The lawyer for the victim’s family, Anthony Stroth, who is a graduate of LTHS, declined to comment about the settlement. LTHS Superintendent Brian Waterman and school board President Kari Dillon also declined to comment. The agreement requires the parties to not talk about the settlement, and states that all the parents of the victim would say if asked is that “the matter has been resolved to the satisfaction of the parties” or words to that effect.

Shortly after the settlement was approved, LTHS posted a statement on its website titled “Recommendations and Plan for Response following April Incident.” The school had its law firm, Franczek, investigate the incident and the school’s response to it. The report was presented to the school board in closed session on July 6.

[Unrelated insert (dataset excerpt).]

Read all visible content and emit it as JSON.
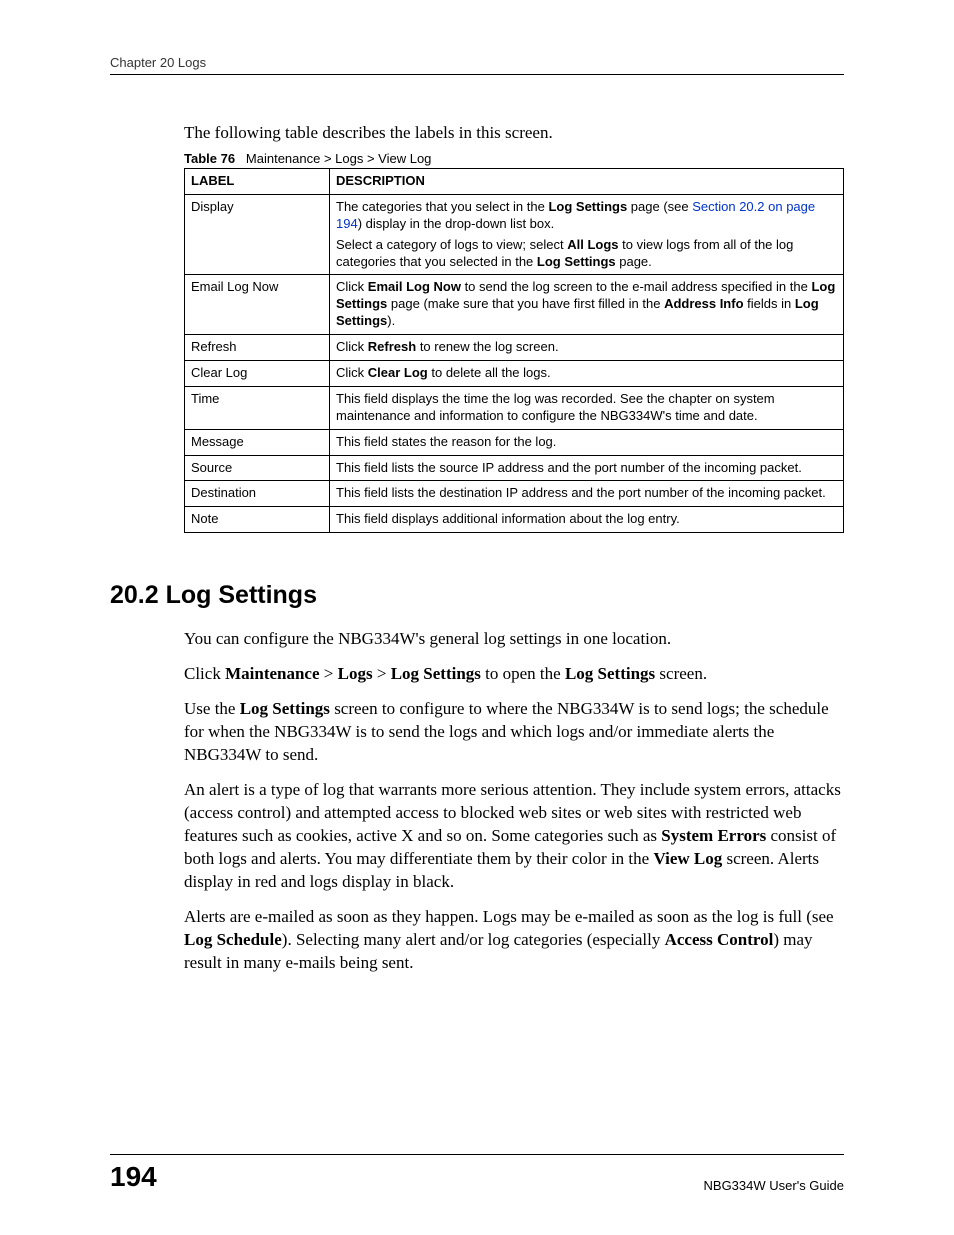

According to the report, the school’s policies on student conduct, bullying and harassment were up to date. But the report recommended that the school review and strengthen its practices and processes in three areas: the identification and referral of students at risk of engaging in behaviors that are harmful to the school community, the investigation and identification of misconduct and student monitoring and supervision.

As a result of the report, the school has adjusted staffing levels and increased video surveillance to increase supervision in hallways, cafeterias and other common areas.

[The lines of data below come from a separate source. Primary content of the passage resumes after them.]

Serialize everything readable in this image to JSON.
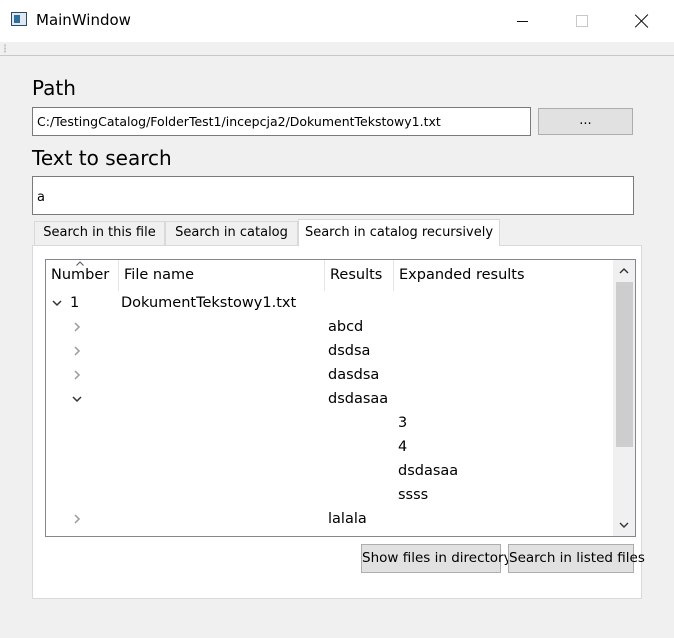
{
  "window": {
    "title": "MainWindow"
  },
  "path": {
    "label": "Path",
    "value": "C:/TestingCatalog/FolderTest1/incepcja2/DokumentTekstowy1.txt",
    "browse_label": "..."
  },
  "search": {
    "label": "Text to search",
    "value": "a"
  },
  "tabs": [
    {
      "label": "Search in this file",
      "active": false
    },
    {
      "label": "Search in catalog",
      "active": false
    },
    {
      "label": "Search in catalog recursively",
      "active": true
    }
  ],
  "tree": {
    "columns": [
      "Number",
      "File name",
      "Results",
      "Expanded results"
    ],
    "rows": [
      {
        "indent": 0,
        "chevron": "expanded",
        "number": "1",
        "file": "DokumentTekstowy1.txt",
        "result": "",
        "expanded": ""
      },
      {
        "indent": 1,
        "chevron": "collapsed",
        "number": "",
        "file": "",
        "result": "abcd",
        "expanded": ""
      },
      {
        "indent": 1,
        "chevron": "collapsed",
        "number": "",
        "file": "",
        "result": "dsdsa",
        "expanded": ""
      },
      {
        "indent": 1,
        "chevron": "collapsed",
        "number": "",
        "file": "",
        "result": "dasdsa",
        "expanded": ""
      },
      {
        "indent": 1,
        "chevron": "expanded",
        "number": "",
        "file": "",
        "result": "dsdasaa",
        "expanded": ""
      },
      {
        "indent": 2,
        "chevron": "none",
        "number": "",
        "file": "",
        "result": "",
        "expanded": "3"
      },
      {
        "indent": 2,
        "chevron": "none",
        "number": "",
        "file": "",
        "result": "",
        "expanded": "4"
      },
      {
        "indent": 2,
        "chevron": "none",
        "number": "",
        "file": "",
        "result": "",
        "expanded": "dsdasaa"
      },
      {
        "indent": 2,
        "chevron": "none",
        "number": "",
        "file": "",
        "result": "",
        "expanded": "ssss"
      },
      {
        "indent": 1,
        "chevron": "collapsed",
        "number": "",
        "file": "",
        "result": "lalala",
        "expanded": ""
      }
    ]
  },
  "buttons": {
    "show_files": "Show files in directory",
    "search_listed": "Search in listed files"
  }
}
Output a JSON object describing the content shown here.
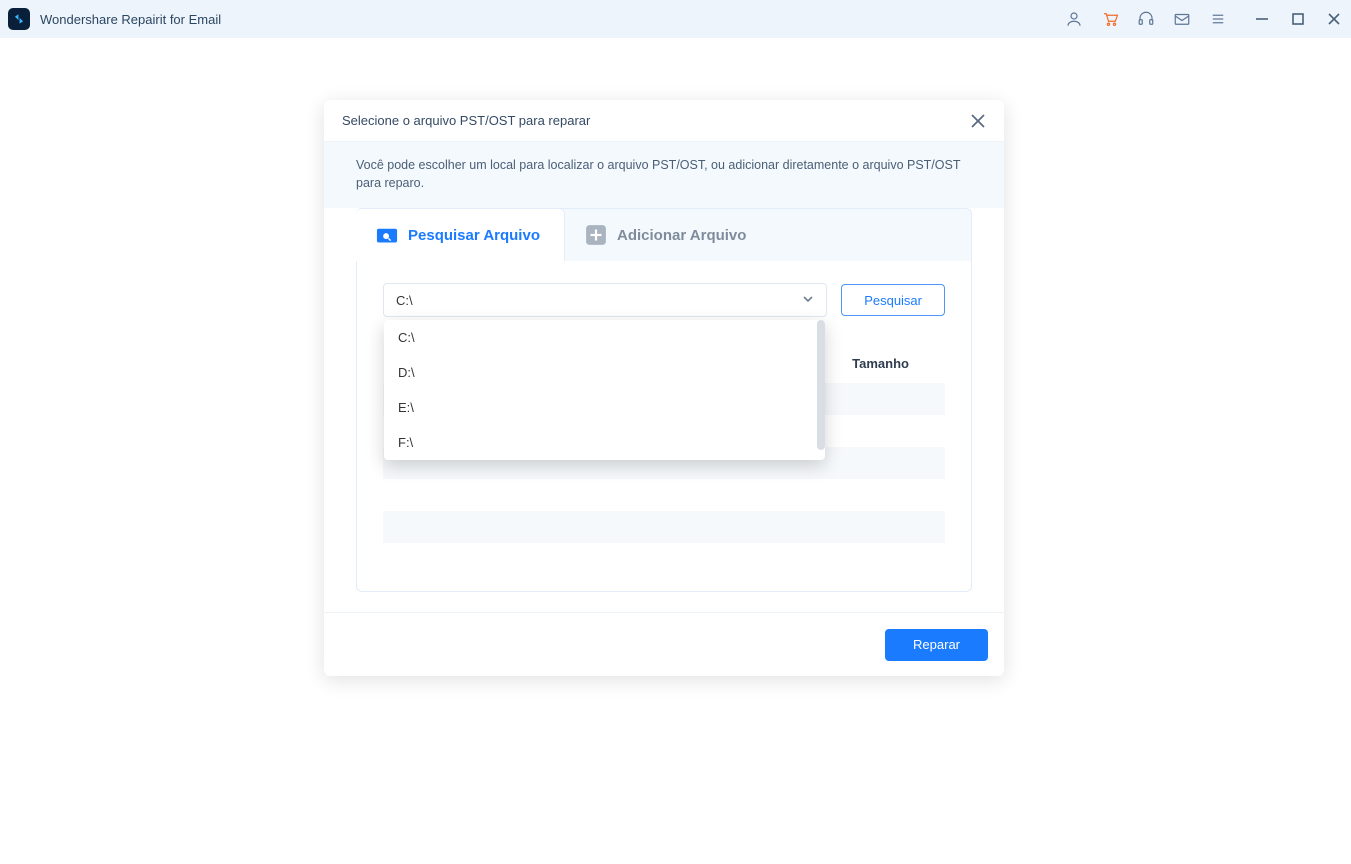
{
  "titlebar": {
    "app_name": "Wondershare Repairit for Email"
  },
  "modal": {
    "title": "Selecione o arquivo PST/OST para reparar",
    "description": "Você pode escolher um local para localizar o arquivo PST/OST, ou adicionar diretamente o arquivo PST/OST para reparo.",
    "tabs": {
      "search": "Pesquisar Arquivo",
      "add": "Adicionar Arquivo"
    },
    "drive_selected": "C:\\",
    "search_button": "Pesquisar",
    "dropdown_options": [
      "C:\\",
      "D:\\",
      "E:\\",
      "F:\\"
    ],
    "table": {
      "size_header": "Tamanho"
    },
    "repair_button": "Reparar"
  }
}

“The district is committed to maintaining a safe and welcoming school environment for all students and families,” the statement on the LTHS website reads. “We are confident that taking steps to refine and improve existing practices in these three areas, along with our ongoing efforts to foster a culture where all students belong, will provide the basis for such an environment and assist our administrators and teachers in delivering support and services to students in need and at-risk.”

The student who was charged with battery did not attend classes in person for the rest of the semester following the attack, according to a student who had a class with her last year. There is no record that the student was expelled. Dillon, the school board president, told the Landmark that no students have been expelled recently.